Я помню, как однажды утром, спускаясь по широкой лестнице, я увидела маму, стоящую у окна в гостиной. Её обычно безупречная прическа была слегка растрепана, а плечи опустились, словно под тяжестью невидимого груза. Она смотрела на наш когда-то цветущий сад, который теперь выглядел так, словно его опалило невидимым огнем. Листья деревьев, еще недавно пышные и зеленые, теперь висели безжизненными лохмотьями, а цветы, которыми мама так гордилась, превратились в сухие, ломкие скелеты. Даже воздух, проникающий через открытые окна, казался тяжелым, пропитанным запахом увядания.
- Мама? – тихо позвала я, подходя ближе, чувствуя, как моё сердце сжимается.
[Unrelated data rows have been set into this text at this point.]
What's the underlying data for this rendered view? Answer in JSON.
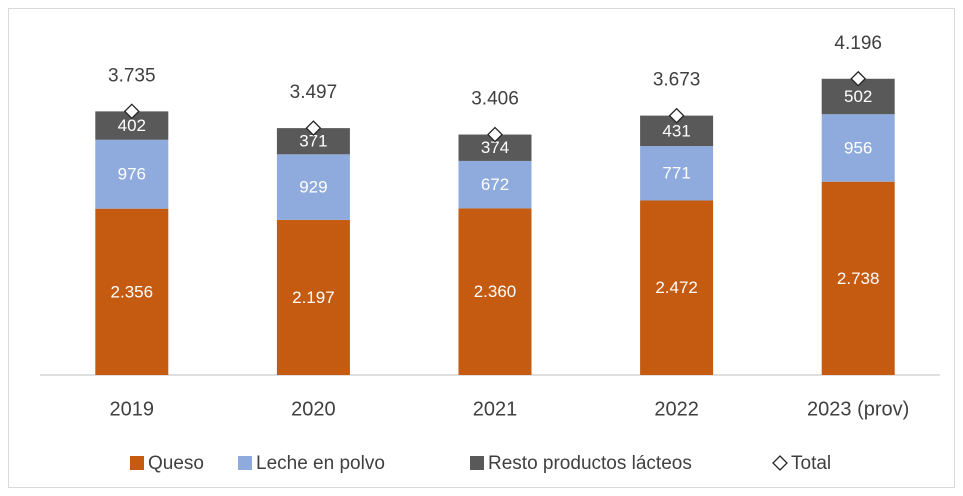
{
  "chart_data": {
    "type": "bar",
    "stacked": true,
    "categories": [
      "2019",
      "2020",
      "2021",
      "2022",
      "2023 (prov)"
    ],
    "ylim": [
      0,
      5000
    ],
    "series": [
      {
        "name": "Queso",
        "color": "#c55a11",
        "values": [
          2356,
          2197,
          2360,
          2472,
          2738
        ],
        "value_labels": [
          "2.356",
          "2.197",
          "2.360",
          "2.472",
          "2.738"
        ]
      },
      {
        "name": "Leche en polvo",
        "color": "#8faadc",
        "values": [
          976,
          929,
          672,
          771,
          956
        ]
      },
      {
        "name": "Resto productos lácteos",
        "color": "#595959",
        "values": [
          402,
          371,
          374,
          431,
          502
        ]
      },
      {
        "name": "Total",
        "type": "scatter",
        "color": "#ffffff",
        "values": [
          3735,
          3497,
          3406,
          3673,
          4196
        ],
        "value_labels": [
          "3.735",
          "3.497",
          "3.406",
          "3.673",
          "4.196"
        ]
      }
    ]
  }
}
Она вздрогнула, словно очнувшись от тяжелого сна, и повернулась ко мне. В её глазах, обычно полных стойкости, теперь читалась глубокая, почти отчаянная печаль.
- Элизабет... это не просто засуха. И не вредители. Это что-то другое. Оно... оно высасывает жизнь из всего, к чему прикасается. Я чувствую, как оно подступает всё ближе. – Её голос был хриплым, словно она долго плакала, и я видела, как она нервно сжимает руки.
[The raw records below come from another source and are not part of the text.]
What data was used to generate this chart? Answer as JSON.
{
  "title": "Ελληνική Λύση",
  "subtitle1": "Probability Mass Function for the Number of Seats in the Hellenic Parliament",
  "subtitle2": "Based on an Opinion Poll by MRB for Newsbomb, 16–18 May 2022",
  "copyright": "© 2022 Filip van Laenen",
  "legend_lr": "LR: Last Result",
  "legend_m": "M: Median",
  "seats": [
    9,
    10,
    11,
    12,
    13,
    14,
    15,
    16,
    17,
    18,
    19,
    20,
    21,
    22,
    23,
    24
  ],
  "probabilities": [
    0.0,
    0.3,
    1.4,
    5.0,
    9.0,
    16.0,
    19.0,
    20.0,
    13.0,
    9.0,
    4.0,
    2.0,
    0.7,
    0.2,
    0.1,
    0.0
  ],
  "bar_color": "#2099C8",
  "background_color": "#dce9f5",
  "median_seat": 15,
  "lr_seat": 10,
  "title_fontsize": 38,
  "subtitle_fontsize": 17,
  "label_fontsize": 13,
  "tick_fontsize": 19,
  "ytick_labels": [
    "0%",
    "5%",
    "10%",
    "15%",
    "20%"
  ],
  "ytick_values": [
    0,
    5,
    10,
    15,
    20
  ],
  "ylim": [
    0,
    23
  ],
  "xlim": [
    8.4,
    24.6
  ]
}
С каждым следующим днем ситуация ухудшалась, словно невидимая болезнь распространялась по всему поместью. Наши лучшие лошади, крепкие и быстрые, которые еще неделю назад резво скакали по полям, теперь стояли в стойлах, их глаза мутнели, а некогда блестящая шерсть тускнела, покрываясь пятнами. Они отказывались от еды, их дыхание было тяжелым и прерывистым, а из ноздрей сочилась странная, вязкая жидкость. Ветеринар, которого вызвали из города, лишь разводил руками, не находя никаких объяснений.
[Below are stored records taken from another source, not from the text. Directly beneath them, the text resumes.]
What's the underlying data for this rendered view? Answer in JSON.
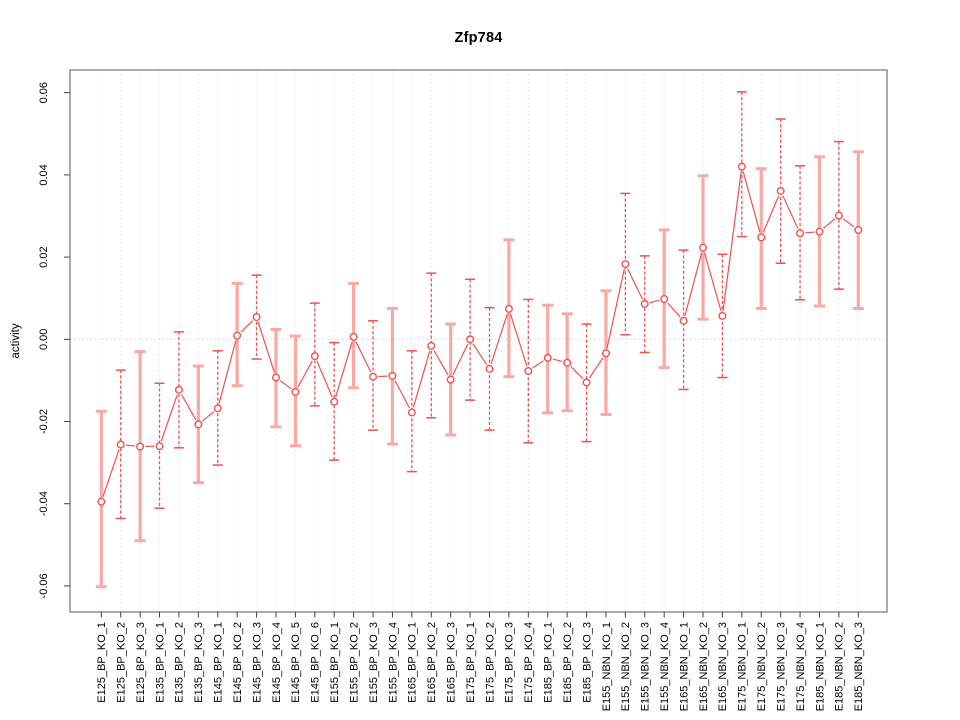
{
  "chart_data": {
    "type": "scatter",
    "title": "Zfp784",
    "xlabel": "",
    "ylabel": "activity",
    "ylim": [
      -0.0663,
      0.0655
    ],
    "yticks": [
      -0.06,
      -0.04,
      -0.02,
      0.0,
      0.02,
      0.04,
      0.06
    ],
    "ytick_labels": [
      "-0.06",
      "-0.04",
      "-0.02",
      "0.00",
      "0.02",
      "0.04",
      "0.06"
    ],
    "grid": "vertical dashed gridline per category; dotted horizontal line at 0",
    "legend": "none",
    "marker": "open-circle",
    "line_between_points": true,
    "points": [
      {
        "label": "E125_BP_KO_1",
        "value": -0.0395,
        "lower": -0.0602,
        "upper": -0.0175,
        "bar_style": "light"
      },
      {
        "label": "E125_BP_KO_2",
        "value": -0.0256,
        "lower": -0.0436,
        "upper": -0.0075,
        "bar_style": "dark"
      },
      {
        "label": "E125_BP_KO_3",
        "value": -0.0261,
        "lower": -0.049,
        "upper": -0.003,
        "bar_style": "light"
      },
      {
        "label": "E135_BP_KO_1",
        "value": -0.026,
        "lower": -0.0411,
        "upper": -0.0107,
        "bar_style": "dark"
      },
      {
        "label": "E135_BP_KO_2",
        "value": -0.0123,
        "lower": -0.0264,
        "upper": 0.0018,
        "bar_style": "dark"
      },
      {
        "label": "E135_BP_KO_3",
        "value": -0.0207,
        "lower": -0.0349,
        "upper": -0.0065,
        "bar_style": "light"
      },
      {
        "label": "E145_BP_KO_1",
        "value": -0.0168,
        "lower": -0.0306,
        "upper": -0.0028,
        "bar_style": "dark"
      },
      {
        "label": "E145_BP_KO_2",
        "value": 0.0009,
        "lower": -0.0113,
        "upper": 0.0136,
        "bar_style": "light"
      },
      {
        "label": "E145_BP_KO_3",
        "value": 0.0054,
        "lower": -0.0048,
        "upper": 0.0156,
        "bar_style": "dark"
      },
      {
        "label": "E145_BP_KO_4",
        "value": -0.0093,
        "lower": -0.0213,
        "upper": 0.0024,
        "bar_style": "light"
      },
      {
        "label": "E145_BP_KO_5",
        "value": -0.0128,
        "lower": -0.0259,
        "upper": 0.0008,
        "bar_style": "light"
      },
      {
        "label": "E145_BP_KO_6",
        "value": -0.0041,
        "lower": -0.0162,
        "upper": 0.0088,
        "bar_style": "dark"
      },
      {
        "label": "E155_BP_KO_1",
        "value": -0.0152,
        "lower": -0.0294,
        "upper": -0.0008,
        "bar_style": "dark"
      },
      {
        "label": "E155_BP_KO_2",
        "value": 0.0006,
        "lower": -0.0118,
        "upper": 0.0136,
        "bar_style": "light"
      },
      {
        "label": "E155_BP_KO_3",
        "value": -0.0091,
        "lower": -0.0221,
        "upper": 0.0045,
        "bar_style": "dark"
      },
      {
        "label": "E155_BP_KO_4",
        "value": -0.0089,
        "lower": -0.0255,
        "upper": 0.0075,
        "bar_style": "light"
      },
      {
        "label": "E165_BP_KO_1",
        "value": -0.0178,
        "lower": -0.0322,
        "upper": -0.0028,
        "bar_style": "dark"
      },
      {
        "label": "E165_BP_KO_2",
        "value": -0.0016,
        "lower": -0.0191,
        "upper": 0.0161,
        "bar_style": "dark"
      },
      {
        "label": "E165_BP_KO_3",
        "value": -0.0098,
        "lower": -0.0233,
        "upper": 0.0037,
        "bar_style": "light"
      },
      {
        "label": "E175_BP_KO_1",
        "value": 0.0,
        "lower": -0.0148,
        "upper": 0.0146,
        "bar_style": "dark"
      },
      {
        "label": "E175_BP_KO_2",
        "value": -0.0072,
        "lower": -0.0221,
        "upper": 0.0077,
        "bar_style": "dark"
      },
      {
        "label": "E175_BP_KO_3",
        "value": 0.0074,
        "lower": -0.0091,
        "upper": 0.0242,
        "bar_style": "light"
      },
      {
        "label": "E175_BP_KO_4",
        "value": -0.0077,
        "lower": -0.0252,
        "upper": 0.0097,
        "bar_style": "dark"
      },
      {
        "label": "E185_BP_KO_1",
        "value": -0.0045,
        "lower": -0.0179,
        "upper": 0.0083,
        "bar_style": "light"
      },
      {
        "label": "E185_BP_KO_2",
        "value": -0.0057,
        "lower": -0.0174,
        "upper": 0.0062,
        "bar_style": "light"
      },
      {
        "label": "E185_BP_KO_3",
        "value": -0.0105,
        "lower": -0.0249,
        "upper": 0.0037,
        "bar_style": "dark"
      },
      {
        "label": "E155_NBN_KO_1",
        "value": -0.0034,
        "lower": -0.0183,
        "upper": 0.0118,
        "bar_style": "light"
      },
      {
        "label": "E155_NBN_KO_2",
        "value": 0.0183,
        "lower": 0.0011,
        "upper": 0.0355,
        "bar_style": "dark"
      },
      {
        "label": "E155_NBN_KO_3",
        "value": 0.0086,
        "lower": -0.0032,
        "upper": 0.0203,
        "bar_style": "dark"
      },
      {
        "label": "E155_NBN_KO_4",
        "value": 0.0098,
        "lower": -0.0069,
        "upper": 0.0266,
        "bar_style": "light"
      },
      {
        "label": "E165_NBN_KO_1",
        "value": 0.0045,
        "lower": -0.0122,
        "upper": 0.0217,
        "bar_style": "dark"
      },
      {
        "label": "E165_NBN_KO_2",
        "value": 0.0223,
        "lower": 0.0049,
        "upper": 0.0398,
        "bar_style": "light"
      },
      {
        "label": "E165_NBN_KO_3",
        "value": 0.0057,
        "lower": -0.0093,
        "upper": 0.0207,
        "bar_style": "dark"
      },
      {
        "label": "E175_NBN_KO_1",
        "value": 0.042,
        "lower": 0.025,
        "upper": 0.0602,
        "bar_style": "dark"
      },
      {
        "label": "E175_NBN_KO_2",
        "value": 0.0248,
        "lower": 0.0075,
        "upper": 0.0415,
        "bar_style": "light"
      },
      {
        "label": "E175_NBN_KO_3",
        "value": 0.0361,
        "lower": 0.0185,
        "upper": 0.0536,
        "bar_style": "dark"
      },
      {
        "label": "E175_NBN_KO_4",
        "value": 0.0258,
        "lower": 0.0096,
        "upper": 0.0422,
        "bar_style": "dark"
      },
      {
        "label": "E185_NBN_KO_1",
        "value": 0.0262,
        "lower": 0.0081,
        "upper": 0.0444,
        "bar_style": "light"
      },
      {
        "label": "E185_NBN_KO_2",
        "value": 0.0301,
        "lower": 0.0122,
        "upper": 0.0481,
        "bar_style": "dark"
      },
      {
        "label": "E185_NBN_KO_3",
        "value": 0.0266,
        "lower": 0.0075,
        "upper": 0.0456,
        "bar_style": "light"
      }
    ]
  },
  "colors": {
    "series_red": "#F0514E",
    "bar_pink": "#FAA8A3",
    "gridline": "#E3E3E3",
    "zero_line": "#D4D4D4",
    "plot_border": "#8F8F8F",
    "axis_tick": "#404040",
    "text": "#000000",
    "background": "#FFFFFF"
  }
}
- Я никогда не видел ничего подобного, госпожа Монтес, – бормотал он, его лицо выражало полное замешательство и бессилие. – Это словно... словно сама жизнь покидает их, и я не могу ничего сделать.
Но настоящая беда пришла, когда проклятье коснулось людей. Спустя примерно неделю после того, как сад начал увядать, заболели слуги. Молодая горничная, Кончита, слегла с лихорадкой, которая не отступала ни на день, ни на ночь. Её кожа горела, а глаза были затуманены, она бредила, шепча что-то о тенях, холоде и древних голосах. Её тело сотрясалось в ознобе, а тонкие запястья были горячими, как угольки. Затем повар, дон Педро, начал страдать от странных болей в груди, которые мешали ему дышать, и его некогда пышущее здоровьем лицо стало серым и осунувшимся. Он едва мог стоять на ногах, а его кашель разрывал тишину поместья. Один за другим, люди в поместье начали слабеть, их силы иссякали, а лица покрывались болезненной бледностью. Кашель, стоны, лихорадочный бред – эти звуки стали постоянными спутниками наших дней, наполняя дом атмосферой отчаяния.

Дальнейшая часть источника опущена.